No, I was alluding to Mr Thesiger’s attentions to dear Ernestine. Most marked. In dear Frederick’s place I should have found some excuse for shortening Mr Thesiger’s visit. But, of course, I cannot interfere. Gentlemen must manage these things for themselves. I only hope that there will be none of that trifling with the most holy affections of others which …’

  The less voluble aunt cut in hotly with: ‘Ernestine’s incapable of anything so unladylike.’

  ‘Just what I was saying,’ the other rejoined blandly, got up and drew the blind a little lower, for the afternoon sun was glowing on the rosy wreaths of the drawing-room carpet.

  Outside in the sunshine Frederick was doing his best to arrange his own affairs.
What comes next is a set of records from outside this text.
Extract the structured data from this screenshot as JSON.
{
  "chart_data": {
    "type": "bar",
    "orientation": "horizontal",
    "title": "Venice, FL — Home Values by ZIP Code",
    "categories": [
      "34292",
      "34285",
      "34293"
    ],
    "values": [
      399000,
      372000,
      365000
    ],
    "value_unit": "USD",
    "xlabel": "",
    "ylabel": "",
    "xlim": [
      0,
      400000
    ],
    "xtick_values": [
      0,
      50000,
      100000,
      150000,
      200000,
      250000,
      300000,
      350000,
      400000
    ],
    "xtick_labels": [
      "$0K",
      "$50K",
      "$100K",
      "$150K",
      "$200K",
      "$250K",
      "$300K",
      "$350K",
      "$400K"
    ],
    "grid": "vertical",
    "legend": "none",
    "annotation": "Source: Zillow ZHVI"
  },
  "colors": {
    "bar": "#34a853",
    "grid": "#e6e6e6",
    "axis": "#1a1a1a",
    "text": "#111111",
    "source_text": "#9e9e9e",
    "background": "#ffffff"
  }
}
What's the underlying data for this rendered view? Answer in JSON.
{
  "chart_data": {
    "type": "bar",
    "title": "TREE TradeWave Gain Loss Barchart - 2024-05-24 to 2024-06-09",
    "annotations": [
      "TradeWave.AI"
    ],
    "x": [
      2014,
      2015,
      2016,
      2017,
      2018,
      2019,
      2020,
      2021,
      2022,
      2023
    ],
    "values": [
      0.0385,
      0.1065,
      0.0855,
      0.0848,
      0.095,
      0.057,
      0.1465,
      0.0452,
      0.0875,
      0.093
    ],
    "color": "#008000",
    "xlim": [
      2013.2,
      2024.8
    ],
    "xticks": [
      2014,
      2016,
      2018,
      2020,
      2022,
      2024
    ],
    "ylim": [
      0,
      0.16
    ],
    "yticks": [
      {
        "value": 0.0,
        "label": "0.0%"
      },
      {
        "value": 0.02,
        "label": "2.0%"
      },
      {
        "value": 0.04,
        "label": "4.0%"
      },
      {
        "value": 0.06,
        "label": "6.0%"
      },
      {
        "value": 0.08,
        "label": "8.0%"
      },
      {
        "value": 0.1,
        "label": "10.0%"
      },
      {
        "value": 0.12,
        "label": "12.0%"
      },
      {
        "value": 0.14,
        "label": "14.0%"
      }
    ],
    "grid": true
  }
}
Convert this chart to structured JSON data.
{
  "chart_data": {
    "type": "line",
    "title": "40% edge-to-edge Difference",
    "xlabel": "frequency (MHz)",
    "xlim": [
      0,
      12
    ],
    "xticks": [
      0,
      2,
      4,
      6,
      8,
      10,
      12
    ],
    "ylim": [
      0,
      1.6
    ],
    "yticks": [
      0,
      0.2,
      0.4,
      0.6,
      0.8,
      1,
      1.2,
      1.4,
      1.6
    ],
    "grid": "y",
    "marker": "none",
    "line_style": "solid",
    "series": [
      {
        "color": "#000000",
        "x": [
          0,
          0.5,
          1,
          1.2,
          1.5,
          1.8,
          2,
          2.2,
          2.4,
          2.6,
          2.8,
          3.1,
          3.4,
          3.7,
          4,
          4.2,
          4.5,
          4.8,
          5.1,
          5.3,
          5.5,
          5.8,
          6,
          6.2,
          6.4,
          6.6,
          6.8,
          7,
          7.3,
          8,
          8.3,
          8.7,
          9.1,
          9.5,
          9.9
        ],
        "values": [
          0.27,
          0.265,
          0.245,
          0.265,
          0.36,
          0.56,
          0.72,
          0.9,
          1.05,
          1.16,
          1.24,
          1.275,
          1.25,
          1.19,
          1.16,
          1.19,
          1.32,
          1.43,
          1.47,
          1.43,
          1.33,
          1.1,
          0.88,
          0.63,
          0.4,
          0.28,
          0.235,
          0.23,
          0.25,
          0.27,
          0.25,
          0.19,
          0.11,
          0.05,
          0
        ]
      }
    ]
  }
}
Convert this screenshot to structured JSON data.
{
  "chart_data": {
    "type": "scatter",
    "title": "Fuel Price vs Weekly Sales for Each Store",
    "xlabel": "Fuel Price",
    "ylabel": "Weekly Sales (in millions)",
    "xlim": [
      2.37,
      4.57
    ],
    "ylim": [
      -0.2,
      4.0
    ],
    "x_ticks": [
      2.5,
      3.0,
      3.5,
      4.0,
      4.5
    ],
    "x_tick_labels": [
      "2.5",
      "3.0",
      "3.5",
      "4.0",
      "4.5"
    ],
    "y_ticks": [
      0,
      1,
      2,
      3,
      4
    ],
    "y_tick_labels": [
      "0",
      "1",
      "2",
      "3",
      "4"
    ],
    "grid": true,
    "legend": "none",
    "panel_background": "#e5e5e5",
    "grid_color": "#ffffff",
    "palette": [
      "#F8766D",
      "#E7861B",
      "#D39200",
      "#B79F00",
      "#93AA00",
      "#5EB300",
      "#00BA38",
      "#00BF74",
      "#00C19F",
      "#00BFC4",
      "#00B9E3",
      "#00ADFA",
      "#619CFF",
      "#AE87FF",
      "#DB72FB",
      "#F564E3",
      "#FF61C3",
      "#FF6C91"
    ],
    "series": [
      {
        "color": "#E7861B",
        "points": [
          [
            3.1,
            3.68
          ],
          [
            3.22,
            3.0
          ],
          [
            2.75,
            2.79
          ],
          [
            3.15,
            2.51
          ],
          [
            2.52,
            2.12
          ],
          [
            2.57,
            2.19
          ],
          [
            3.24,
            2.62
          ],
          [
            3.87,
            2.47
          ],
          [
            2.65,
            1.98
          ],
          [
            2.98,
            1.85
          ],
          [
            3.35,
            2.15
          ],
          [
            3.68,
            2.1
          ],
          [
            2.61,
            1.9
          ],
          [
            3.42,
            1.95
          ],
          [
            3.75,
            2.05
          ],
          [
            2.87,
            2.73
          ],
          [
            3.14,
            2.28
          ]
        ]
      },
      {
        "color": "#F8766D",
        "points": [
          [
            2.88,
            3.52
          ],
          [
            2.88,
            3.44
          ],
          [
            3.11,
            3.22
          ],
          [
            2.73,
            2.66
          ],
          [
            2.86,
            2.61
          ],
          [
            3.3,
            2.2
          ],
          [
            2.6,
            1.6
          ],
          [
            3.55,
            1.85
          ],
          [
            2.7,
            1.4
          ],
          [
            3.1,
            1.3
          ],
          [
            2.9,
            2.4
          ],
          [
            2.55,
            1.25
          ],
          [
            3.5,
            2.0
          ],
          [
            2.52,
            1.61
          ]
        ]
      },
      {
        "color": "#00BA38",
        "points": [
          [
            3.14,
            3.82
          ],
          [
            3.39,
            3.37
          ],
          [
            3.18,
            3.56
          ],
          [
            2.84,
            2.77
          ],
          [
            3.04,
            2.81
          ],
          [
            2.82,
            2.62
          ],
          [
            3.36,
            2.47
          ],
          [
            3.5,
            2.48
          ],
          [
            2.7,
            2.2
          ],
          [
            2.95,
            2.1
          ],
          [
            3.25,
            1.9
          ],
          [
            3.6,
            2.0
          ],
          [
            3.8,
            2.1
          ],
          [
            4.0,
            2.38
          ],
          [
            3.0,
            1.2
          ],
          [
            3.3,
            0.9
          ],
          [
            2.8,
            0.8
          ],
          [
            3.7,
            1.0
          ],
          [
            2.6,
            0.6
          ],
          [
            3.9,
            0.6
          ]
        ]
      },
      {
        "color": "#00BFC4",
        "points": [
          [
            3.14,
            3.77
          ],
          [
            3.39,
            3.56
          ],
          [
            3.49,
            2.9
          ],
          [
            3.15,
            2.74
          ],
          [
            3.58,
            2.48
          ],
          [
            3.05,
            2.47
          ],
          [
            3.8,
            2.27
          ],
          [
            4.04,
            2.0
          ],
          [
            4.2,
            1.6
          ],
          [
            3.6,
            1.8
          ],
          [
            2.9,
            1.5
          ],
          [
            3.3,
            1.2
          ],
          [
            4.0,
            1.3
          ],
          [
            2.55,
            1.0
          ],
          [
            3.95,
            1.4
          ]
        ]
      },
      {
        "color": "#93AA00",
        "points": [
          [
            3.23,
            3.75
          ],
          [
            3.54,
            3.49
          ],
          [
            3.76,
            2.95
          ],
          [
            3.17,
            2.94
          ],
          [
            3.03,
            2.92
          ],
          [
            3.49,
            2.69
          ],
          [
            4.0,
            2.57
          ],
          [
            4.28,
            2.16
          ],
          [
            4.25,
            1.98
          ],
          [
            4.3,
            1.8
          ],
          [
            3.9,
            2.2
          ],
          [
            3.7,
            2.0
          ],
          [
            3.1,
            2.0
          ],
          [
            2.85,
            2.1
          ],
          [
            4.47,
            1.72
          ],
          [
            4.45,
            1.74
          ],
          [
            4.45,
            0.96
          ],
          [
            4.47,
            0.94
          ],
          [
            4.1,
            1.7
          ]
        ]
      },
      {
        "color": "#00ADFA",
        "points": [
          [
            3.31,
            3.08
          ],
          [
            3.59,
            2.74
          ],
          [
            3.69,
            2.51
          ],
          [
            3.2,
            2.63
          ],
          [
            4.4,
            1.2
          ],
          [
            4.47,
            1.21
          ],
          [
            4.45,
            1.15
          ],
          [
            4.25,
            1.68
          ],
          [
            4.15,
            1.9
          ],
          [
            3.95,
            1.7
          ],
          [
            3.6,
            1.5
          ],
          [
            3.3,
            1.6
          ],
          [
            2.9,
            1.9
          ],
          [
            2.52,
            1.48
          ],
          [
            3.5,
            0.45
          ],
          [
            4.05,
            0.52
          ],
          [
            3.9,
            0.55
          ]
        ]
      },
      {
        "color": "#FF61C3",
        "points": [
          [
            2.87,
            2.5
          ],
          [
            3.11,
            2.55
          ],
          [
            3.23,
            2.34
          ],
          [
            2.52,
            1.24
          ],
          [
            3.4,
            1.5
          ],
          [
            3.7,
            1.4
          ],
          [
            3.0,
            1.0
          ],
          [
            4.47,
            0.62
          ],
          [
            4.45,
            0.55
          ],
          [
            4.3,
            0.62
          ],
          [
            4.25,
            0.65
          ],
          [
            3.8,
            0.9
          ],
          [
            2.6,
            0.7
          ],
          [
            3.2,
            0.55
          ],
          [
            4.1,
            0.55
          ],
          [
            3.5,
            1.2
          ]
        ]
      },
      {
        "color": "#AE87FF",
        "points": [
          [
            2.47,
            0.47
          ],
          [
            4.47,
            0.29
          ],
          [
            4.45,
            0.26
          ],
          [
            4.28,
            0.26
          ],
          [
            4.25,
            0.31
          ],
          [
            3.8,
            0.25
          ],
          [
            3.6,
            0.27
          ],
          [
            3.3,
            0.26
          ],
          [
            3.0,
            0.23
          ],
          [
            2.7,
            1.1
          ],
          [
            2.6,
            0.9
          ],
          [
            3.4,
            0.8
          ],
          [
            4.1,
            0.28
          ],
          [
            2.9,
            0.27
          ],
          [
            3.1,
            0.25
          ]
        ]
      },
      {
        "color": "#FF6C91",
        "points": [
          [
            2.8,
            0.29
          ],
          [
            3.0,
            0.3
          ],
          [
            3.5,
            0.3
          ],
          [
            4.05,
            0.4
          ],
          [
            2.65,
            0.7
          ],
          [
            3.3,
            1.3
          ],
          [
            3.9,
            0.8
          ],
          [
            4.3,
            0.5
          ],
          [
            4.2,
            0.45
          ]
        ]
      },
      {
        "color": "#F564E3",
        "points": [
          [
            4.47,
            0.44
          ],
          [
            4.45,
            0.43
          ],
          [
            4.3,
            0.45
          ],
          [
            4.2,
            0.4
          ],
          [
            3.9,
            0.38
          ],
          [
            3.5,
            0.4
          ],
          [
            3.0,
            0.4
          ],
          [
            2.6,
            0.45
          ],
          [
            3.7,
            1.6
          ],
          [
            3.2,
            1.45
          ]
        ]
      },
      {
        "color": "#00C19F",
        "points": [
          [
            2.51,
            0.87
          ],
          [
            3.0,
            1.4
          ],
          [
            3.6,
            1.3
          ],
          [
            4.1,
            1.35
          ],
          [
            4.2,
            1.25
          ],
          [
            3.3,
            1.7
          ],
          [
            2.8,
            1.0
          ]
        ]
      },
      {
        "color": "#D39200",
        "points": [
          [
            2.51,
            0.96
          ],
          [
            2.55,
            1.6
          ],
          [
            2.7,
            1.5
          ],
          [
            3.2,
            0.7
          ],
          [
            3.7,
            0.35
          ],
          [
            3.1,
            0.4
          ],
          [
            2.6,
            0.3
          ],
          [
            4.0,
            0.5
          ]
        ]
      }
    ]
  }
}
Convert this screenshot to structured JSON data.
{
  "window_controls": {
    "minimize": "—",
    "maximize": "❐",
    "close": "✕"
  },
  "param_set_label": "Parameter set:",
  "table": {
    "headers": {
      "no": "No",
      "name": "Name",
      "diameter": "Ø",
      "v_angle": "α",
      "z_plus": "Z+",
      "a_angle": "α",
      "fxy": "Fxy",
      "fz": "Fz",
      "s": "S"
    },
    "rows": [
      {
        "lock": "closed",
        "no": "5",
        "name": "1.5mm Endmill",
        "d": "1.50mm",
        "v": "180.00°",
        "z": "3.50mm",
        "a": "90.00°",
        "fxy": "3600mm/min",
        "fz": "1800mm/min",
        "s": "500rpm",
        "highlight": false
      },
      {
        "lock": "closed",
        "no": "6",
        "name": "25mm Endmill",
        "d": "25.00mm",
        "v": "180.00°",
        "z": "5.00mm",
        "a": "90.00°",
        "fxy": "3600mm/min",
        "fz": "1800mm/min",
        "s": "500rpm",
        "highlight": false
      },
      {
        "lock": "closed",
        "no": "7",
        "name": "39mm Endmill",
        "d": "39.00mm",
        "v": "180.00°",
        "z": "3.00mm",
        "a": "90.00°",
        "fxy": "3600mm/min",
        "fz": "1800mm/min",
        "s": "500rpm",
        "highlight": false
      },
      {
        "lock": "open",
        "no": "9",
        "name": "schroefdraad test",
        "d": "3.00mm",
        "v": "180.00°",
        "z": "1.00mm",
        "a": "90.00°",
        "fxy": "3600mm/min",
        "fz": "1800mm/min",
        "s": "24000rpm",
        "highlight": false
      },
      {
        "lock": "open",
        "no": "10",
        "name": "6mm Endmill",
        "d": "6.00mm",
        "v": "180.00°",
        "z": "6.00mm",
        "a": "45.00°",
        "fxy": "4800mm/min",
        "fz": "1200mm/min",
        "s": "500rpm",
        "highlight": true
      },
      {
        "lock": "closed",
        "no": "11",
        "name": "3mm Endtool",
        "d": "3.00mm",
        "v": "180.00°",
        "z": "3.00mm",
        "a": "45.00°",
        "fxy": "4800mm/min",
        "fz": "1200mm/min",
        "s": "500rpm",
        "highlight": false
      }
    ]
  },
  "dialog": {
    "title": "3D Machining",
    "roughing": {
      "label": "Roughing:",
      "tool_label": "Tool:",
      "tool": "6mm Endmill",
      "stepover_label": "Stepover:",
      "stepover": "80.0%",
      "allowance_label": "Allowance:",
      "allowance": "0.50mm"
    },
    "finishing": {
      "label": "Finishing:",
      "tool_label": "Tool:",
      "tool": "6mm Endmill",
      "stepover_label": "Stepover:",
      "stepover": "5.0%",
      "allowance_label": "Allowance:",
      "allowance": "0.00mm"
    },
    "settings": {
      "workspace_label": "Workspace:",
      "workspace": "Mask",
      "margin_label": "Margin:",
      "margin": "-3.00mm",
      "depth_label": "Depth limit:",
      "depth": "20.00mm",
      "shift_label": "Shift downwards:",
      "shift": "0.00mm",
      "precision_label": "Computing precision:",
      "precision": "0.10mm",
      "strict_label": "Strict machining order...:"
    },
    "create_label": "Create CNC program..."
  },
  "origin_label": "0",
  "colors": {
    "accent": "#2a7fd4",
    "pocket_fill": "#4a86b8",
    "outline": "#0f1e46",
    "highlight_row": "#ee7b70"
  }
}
He had managed to place himself beside Miss Ernestine Meutys on the stone steps of the pavilion; but then, Mr Thesiger lay along the lower step at her feet, a very good position for looking up into her eyes. Amelia was beside him, but then it never seemed to matter whom Amelia sat beside.

  They were talking about the pavilion on whose steps they sat, and Amelia who often asked uninteresting questions had wondered how old it was. It was Frederick’s pavilion after all, and he felt this when his friend took the words out of his mouth and used them on his own account, even though he did give the answer in the form of an appeal.

  ‘The foundations are Tudor, aren’t they?’ he said. ‘Wasn’t it an observatory or laboratory or something of that sort in Fat Henry’s time?’

  ‘Yes,’ said Frederick, ‘there was some story about a wizard or an alchemist or something, and it was burned down, and then they rebuilt it in its present style.’

  ‘The Italian style, isn’t it?’ said Thesiger; ‘but you can hardly see what it is now, for the creeper.’